In what seems to be a near-daily occurrence, US and Chinese political entities seem to be making jabs at the other’s tech companies. For those who rely on both countries’ talent and markets, this brings about numerous complications. Didi, for example, has labs in Silicon Valley and has identified Mexico as one of its most important frontiers for international expansion. With key investments in both the US and one of its closest allies, Didi has a lot to lose if tensions continue to escalate.
And then there is what tech tensions do to threaten actual peace. The ability for countries to put aside political differences for the sake of mutual economic benefit has been a foundational component to the period of general peace and prosperity through which most of this article’s readers have come to know the world. The “Golden Arches Theory,” made famous by Thomas Friedman in his 1999 book The Lexus and the Olive Tree, was formed from an observation that almost no major conflicts had ever been fought between two countries which both had McDonalds restaurants. There are many holes to this theory, but the general gist of it rings true: when the world benefits from economic interconnectivity, it makes far more sense to work together than it does to fight.
But the current situation makes maintaining this very tricky. After all, in this day and age, just about every major company, in one way or another, is a tech firm. If tech continues to be something that is nationalized and militarized, we risk finding ourselves in a second cold war. If we have learned anything from the previous cold war, it is that when two world powers isolate themselves from the influence of the other, they tend to become vulnerable to their own worst excesses.
Trapped by a story most of us don’t even believe
As tensions rise between the powerful forces that govern China and its Western trading partners, what this relationship really needs is a long-overdue, cathartic, couples-therapy-style coming-to-terms between the very concepts of “China” and “The West.” But of course, this can’t ever really actually happen. After all, the ideas of “China” and “The West” don’t exist in the physical world. As famed Israeli historian, Yuval Noah Harari, would put it, they are “inter-subjective myths through which we have spun webs of meaning.” They are figments of our collective imagination.

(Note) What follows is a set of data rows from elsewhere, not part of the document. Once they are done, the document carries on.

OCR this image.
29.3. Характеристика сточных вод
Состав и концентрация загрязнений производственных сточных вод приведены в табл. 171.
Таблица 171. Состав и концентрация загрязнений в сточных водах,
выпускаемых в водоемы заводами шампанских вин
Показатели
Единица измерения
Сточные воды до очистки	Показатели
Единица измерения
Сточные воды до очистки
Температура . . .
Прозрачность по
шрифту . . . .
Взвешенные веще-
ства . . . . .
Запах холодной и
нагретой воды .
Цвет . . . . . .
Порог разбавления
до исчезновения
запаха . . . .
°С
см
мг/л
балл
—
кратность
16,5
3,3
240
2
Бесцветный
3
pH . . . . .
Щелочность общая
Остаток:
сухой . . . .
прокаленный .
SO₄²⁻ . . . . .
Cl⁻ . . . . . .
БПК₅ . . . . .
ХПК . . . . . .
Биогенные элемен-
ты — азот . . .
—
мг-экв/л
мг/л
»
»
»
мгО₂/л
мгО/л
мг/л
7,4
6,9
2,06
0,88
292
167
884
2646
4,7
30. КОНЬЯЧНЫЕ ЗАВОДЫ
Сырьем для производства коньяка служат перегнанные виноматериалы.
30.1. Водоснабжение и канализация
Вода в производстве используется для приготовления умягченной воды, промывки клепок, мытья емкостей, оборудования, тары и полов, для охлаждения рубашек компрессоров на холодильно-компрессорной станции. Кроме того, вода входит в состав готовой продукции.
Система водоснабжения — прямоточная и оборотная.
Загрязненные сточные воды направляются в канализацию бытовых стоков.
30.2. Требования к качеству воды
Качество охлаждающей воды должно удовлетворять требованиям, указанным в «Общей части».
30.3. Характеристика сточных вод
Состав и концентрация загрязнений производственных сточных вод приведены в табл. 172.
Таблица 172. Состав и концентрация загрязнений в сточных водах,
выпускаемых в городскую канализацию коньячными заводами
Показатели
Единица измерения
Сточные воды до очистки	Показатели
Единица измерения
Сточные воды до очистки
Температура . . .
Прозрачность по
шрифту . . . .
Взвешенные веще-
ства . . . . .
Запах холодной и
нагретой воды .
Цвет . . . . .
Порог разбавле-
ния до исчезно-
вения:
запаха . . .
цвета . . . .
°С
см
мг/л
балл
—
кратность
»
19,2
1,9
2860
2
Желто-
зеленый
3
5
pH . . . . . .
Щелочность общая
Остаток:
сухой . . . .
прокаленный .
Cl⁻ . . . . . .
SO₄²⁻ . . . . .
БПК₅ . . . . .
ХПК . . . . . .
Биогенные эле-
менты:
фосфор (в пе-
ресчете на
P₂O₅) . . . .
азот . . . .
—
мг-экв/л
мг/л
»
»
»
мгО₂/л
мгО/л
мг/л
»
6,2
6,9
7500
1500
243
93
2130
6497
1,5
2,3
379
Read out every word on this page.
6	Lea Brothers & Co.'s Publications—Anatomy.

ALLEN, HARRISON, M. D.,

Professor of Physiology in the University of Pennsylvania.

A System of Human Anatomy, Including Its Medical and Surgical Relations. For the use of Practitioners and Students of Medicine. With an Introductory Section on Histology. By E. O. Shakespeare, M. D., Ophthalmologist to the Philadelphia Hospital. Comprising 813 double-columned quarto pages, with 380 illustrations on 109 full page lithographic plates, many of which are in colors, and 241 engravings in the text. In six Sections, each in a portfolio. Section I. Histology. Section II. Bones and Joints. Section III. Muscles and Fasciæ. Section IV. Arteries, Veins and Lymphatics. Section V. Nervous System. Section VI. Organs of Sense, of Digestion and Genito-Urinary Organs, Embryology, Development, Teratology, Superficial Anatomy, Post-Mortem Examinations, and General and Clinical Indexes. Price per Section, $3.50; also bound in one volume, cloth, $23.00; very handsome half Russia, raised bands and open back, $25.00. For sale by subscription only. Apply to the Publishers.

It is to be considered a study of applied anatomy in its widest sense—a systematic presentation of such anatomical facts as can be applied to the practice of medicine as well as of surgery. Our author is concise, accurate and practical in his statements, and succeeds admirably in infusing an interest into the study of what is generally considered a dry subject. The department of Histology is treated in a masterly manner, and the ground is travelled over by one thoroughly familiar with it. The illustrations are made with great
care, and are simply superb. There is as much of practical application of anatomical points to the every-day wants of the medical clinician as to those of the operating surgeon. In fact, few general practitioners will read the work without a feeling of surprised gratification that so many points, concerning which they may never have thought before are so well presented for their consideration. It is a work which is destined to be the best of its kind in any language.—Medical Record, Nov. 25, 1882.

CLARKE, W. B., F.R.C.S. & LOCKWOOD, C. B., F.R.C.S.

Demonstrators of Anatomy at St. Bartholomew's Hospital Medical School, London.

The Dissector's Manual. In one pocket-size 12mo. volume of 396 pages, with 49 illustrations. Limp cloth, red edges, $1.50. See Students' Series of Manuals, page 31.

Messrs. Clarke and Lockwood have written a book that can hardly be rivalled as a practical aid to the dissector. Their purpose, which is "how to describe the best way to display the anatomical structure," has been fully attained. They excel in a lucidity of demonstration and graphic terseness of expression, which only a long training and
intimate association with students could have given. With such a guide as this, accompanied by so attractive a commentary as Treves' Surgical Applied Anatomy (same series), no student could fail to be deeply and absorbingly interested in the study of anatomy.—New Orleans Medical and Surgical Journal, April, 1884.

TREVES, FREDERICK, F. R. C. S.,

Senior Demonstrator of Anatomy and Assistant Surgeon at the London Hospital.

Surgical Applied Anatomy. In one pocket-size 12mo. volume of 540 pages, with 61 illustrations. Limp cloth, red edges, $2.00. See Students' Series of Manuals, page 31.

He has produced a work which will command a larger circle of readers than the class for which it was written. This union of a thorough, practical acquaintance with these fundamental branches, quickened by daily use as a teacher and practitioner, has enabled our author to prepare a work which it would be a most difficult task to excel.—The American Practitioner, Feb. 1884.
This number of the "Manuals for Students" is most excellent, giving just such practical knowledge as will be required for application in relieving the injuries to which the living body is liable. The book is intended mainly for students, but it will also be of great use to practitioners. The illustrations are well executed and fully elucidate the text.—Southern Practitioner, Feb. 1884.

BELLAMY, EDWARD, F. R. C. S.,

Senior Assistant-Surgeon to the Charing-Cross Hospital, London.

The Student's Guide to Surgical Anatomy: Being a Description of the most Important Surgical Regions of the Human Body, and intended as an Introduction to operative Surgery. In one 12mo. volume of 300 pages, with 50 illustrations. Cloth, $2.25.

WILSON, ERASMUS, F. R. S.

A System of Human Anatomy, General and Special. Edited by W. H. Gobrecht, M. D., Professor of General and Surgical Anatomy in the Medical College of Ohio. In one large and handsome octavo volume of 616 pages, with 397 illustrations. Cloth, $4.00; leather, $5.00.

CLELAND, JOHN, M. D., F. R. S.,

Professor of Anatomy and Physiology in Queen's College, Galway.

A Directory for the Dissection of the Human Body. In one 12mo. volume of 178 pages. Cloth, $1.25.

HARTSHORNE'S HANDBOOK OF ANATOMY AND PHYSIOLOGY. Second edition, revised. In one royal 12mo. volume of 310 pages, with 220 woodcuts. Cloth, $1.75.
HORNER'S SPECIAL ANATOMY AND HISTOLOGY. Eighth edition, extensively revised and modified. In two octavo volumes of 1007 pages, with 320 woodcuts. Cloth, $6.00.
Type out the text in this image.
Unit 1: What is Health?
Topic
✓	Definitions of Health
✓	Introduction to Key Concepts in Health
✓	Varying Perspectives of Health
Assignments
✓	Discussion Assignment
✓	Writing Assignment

Ironically, it has always seemed to me that the people who are actually working in the tech sector tend to be the people who buy into these narratives least. At least through my experience, the American and Chinese tech professionals I know seem to think on much more global terms. Many have traveled and lived outside of their home countries, and have colleagues, friends, and for some, even family members, spouses, and children for whom national identity is a blurry overlap. For numerous tech professionals I have met, “us” vs “them” cannot be how they think, because it would undermine their very identity.
Many of these people are optimistic problem-solvers, who genuinely believe in what they are doing, not because they believe it will benefit their country, but because it will benefit the world. It would truly be a tragedy if we were to deny ourselves a shared future due to the narratives of the past.